Neste sentido: Apelação cível. Ação de indenização por danos morais. Medicamento. Manipulação e venda equivocadas. Efeitos colaterais nocivos. Responsabilidade Civil Objetiva. (Apelação Cível Nº 20000004968129000 – TA/MG).

Nesse passo, cumpre observar que além da indenização pelos danos materiais, caberá a indenização pelo dano moral. Inexistem parâmetros e limites certos fixados na legislação em vigor, o que implica necessidade de o magistrado proceder ao arbitramento. Nesse mister leva-se em conta a dupla finalidade da condenação: a de punir o causador do dano, de forma a desestimulá-lo à prática futura de atos semelhantes, bem como a de compensar a vítima pela humilhação e dor indevidamente impostas, evitando, sempre, que o ressarcimento se transforme numa fonte de enriquecimento injustificado ou que seja inexpressivo ao ponto de não retribuir o mal causado pela ofensa. Já se decidiu que “a indenização por dano moral é arbitrável, mediante estimativa prudencial que leve em conta a necessidade de, com a quantia, satisfazer a dor da vítima e dissuadir, de igual e novo atentado, o autor da ofensa.” (RT, 706/67).

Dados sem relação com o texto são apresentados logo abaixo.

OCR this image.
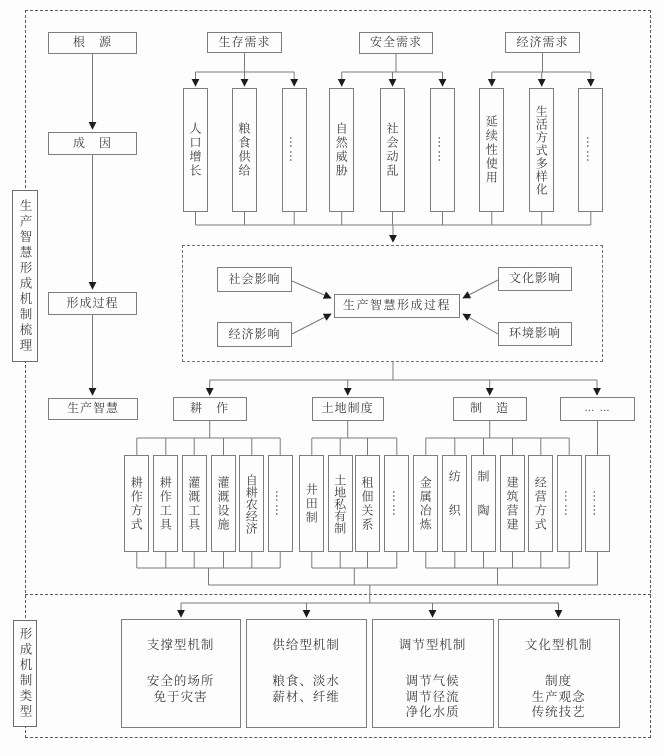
生产智慧形成机制梳理
形成机制类型
根　源
成　因
形成过程
生产智慧
生存需求	安全需求	经济需求
人口增长	粮食供给	……	自然威胁	社会动乱	……	延续性使用	生活方式多样化	……
社会影响
经济影响
文化影响
环境影响
生产智慧形成过程
耕　作	土地制度	制　造	… …
耕作方式	耕作工具	灌溉工具	灌溉设施	自耕农经济	……	井田制	土地私有制	租佃关系	……	金属冶炼	纺织	制陶	建筑营建	经营方式	……	……
支撑型机制
安全的场所
免于灾害
供给型机制
粮食、淡水
薪材、纤维
调节型机制
调节气候
调节径流
净化水质
文化型机制
制度
生产观念
传统技艺
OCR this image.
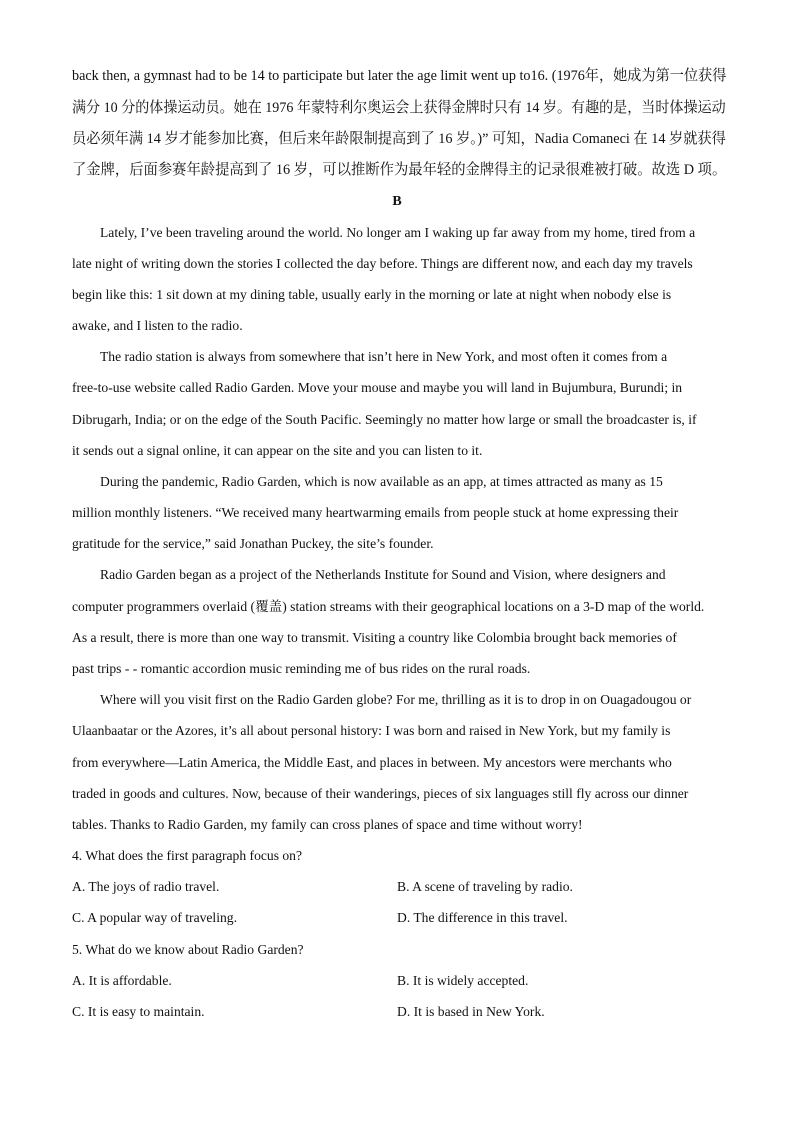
back then, a gymnast had to be 14 to participate but later the age limit went up to16. (1976年，她成为第一位获得
满分 10 分的体操运动员。她在 1976 年蒙特利尔奥运会上获得金牌时只有 14 岁。有趣的是，当时体操运动
员必须年满 14 岁才能参加比赛，但后来年龄限制提高到了 16 岁。)” 可知，Nadia Comaneci 在 14 岁就获得
了金牌，后面参赛年龄提高到了 16 岁，可以推断作为最年轻的金牌得主的记录很难被打破。故选 D 项。
B
Lately, I’ve been traveling around the world. No longer am I waking up far away from my home, tired from a
late night of writing down the stories I collected the day before. Things are different now, and each day my travels
begin like this: 1 sit down at my dining table, usually early in the morning or late at night when nobody else is
awake, and I listen to the radio.
The radio station is always from somewhere that isn’t here in New York, and most often it comes from a
free-to-use website called Radio Garden. Move your mouse and maybe you will land in Bujumbura, Burundi; in
Dibrugarh, India; or on the edge of the South Pacific. Seemingly no matter how large or small the broadcaster is, if
it sends out a signal online, it can appear on the site and you can listen to it.
During the pandemic, Radio Garden, which is now available as an app, at times attracted as many as 15
million monthly listeners. “We received many heartwarming emails from people stuck at home expressing their
gratitude for the service,” said Jonathan Puckey, the site’s founder.
Radio Garden began as a project of the Netherlands Institute for Sound and Vision, where designers and
computer programmers overlaid (覆盖) station streams with their geographical locations on a 3-D map of the world.
As a result, there is more than one way to transmit. Visiting a country like Colombia brought back memories of
past trips - - romantic accordion music reminding me of bus rides on the rural roads.
Where will you visit first on the Radio Garden globe? For me, thrilling as it is to drop in on Ouagadougou or
Ulaanbaatar or the Azores, it’s all about personal history: I was born and raised in New York, but my family is
from everywhere—Latin America, the Middle East, and places in between. My ancestors were merchants who
traded in goods and cultures. Now, because of their wanderings, pieces of six languages still fly across our dinner
tables. Thanks to Radio Garden, my family can cross planes of space and time without worry!
4. What does the first paragraph focus on?
A. The joys of radio travel.	B. A scene of traveling by radio.
C. A popular way of traveling.	D. The difference in this travel.
5. What do we know about Radio Garden?
A. It is affordable.	B. It is widely accepted.
C. It is easy to maintain.	D. It is based in New York.
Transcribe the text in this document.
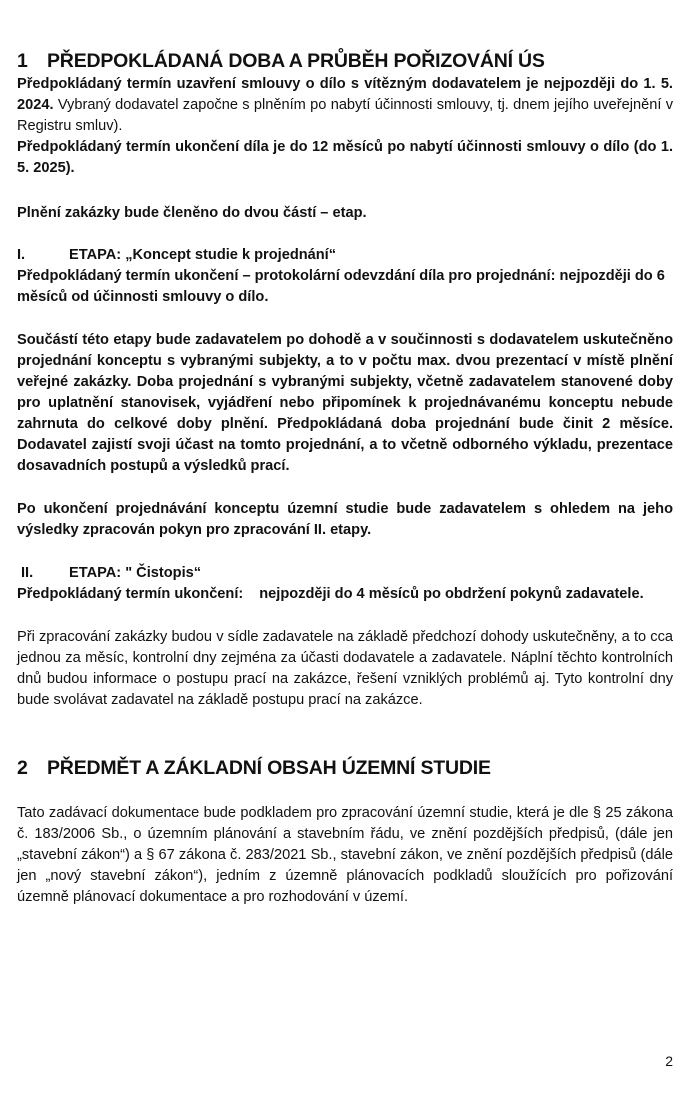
1 PŘEDPOKLÁDANÁ DOBA A PRŮBĚH POŘIZOVÁNÍ ÚS

Předpokládaný termín uzavření smlouvy o dílo s vítězným dodavatelem je nejpozději do 1. 5. 2024. Vybraný dodavatel započne s plněním po nabytí účinnosti smlouvy, tj. dnem jejího uveřejnění v Registru smluv).

Předpokládaný termín ukončení díla je do 12 měsíců po nabytí účinnosti smlouvy o dílo (do 1. 5. 2025).

Plnění zakázky bude členěno do dvou částí – etap.

I.	ETAPA: „Koncept studie k projednání“

Předpokládaný termín ukončení – protokolární odevzdání díla pro projednání: nejpozději do 6 měsíců od účinnosti smlouvy o dílo.

Součástí této etapy bude zadavatelem po dohodě a v součinnosti s dodavatelem uskutečněno projednání konceptu s vybranými subjekty, a to v počtu max. dvou prezentací v místě plnění veřejné zakázky. Doba projednání s vybranými subjekty, včetně zadavatelem stanovené doby pro uplatnění stanovisek, vyjádření nebo připomínek k projednávanému konceptu nebude zahrnuta do celkové doby plnění. Předpokládaná doba projednání bude činit 2 měsíce. Dodavatel zajistí svoji účast na tomto projednání, a to včetně odborného výkladu, prezentace dosavadních postupů a výsledků prací.

Po ukončení projednávání konceptu územní studie bude zadavatelem s ohledem na jeho výsledky zpracován pokyn pro zpracování II. etapy.

II. ETAPA: " Čistopis“

Předpokládaný termín ukončení: nejpozději do 4 měsíců po obdržení pokynů zadavatele.

Při zpracování zakázky budou v sídle zadavatele na základě předchozí dohody uskutečněny, a to cca jednou za měsíc, kontrolní dny zejména za účasti dodavatele a zadavatele. Náplní těchto kontrolních dnů budou informace o postupu prací na zakázce, řešení vzniklých problémů aj. Tyto kontrolní dny bude svolávat zadavatel na základě postupu prací na zakázce.

2 PŘEDMĚT A ZÁKLADNÍ OBSAH ÚZEMNÍ STUDIE

Tato zadávací dokumentace bude podkladem pro zpracování územní studie, která je dle § 25 zákona č. 183/2006 Sb., o územním plánování a stavebním řádu, ve znění pozdějších předpisů, (dále jen „stavební zákon“) a § 67 zákona č. 283/2021 Sb., stavební zákon, ve znění pozdějších předpisů (dále jen „nový stavební zákon“), jedním z územně plánovacích podkladů sloužících pro pořizování územně plánovací dokumentace a pro rozhodování v území.

2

Por derradeiro, ainda quanto à responsabilização na esfera cível, importante destacar que o CDC esclarece que há responsabilidade solidária entre todos os fornecedores envolvidos na cadeia de produção do produto (art. 7º, parágrafo único). Assim, caso haja a manipulação um medicamento com matéria prima deteriorada, tanto a farmácia quanto o fornecedor da matéria prima serão responsáveis pelo dano, podendo o consumidor acioná-los individual ou conjuntamente.

Possui Responsabilidade Civil também a farmácia de manipulação que entrega o produto em domicílio, de forma solidária com o entregador. Ou seja, problemas que surjam com o medicamento em razão do transporte poderão ser imputados à farmácia e ao entregador, ainda que somente este último tenha dado causa.

Partindo destas premissas, portanto, são esses alguns dos riscos que farmacêuticos, profissionais da saúde e instituições estão expostos durante os 365 dias do ano. Os “acidentes” profissionais são um risco. Se o profissional em sua ação diária não respeita as regras da profissão, ou mesmo respeitando-as rigidamente causam um dano a outrem, haverá a responsabilidade civil e a conseqüente indenização.

Soluções para o problema das demandas civis contra profissionais da área de saúde e instituições, contra os riscos oriundos do exercício da profissão são programas rígidos de controle de qualidade, atualização profissional, constante aperfeiçoamento da área técnica e conhecimento da legislação. E acima de tudo, o profissional da área de saúde tem de se preocupar com o consumidor final: o paciente.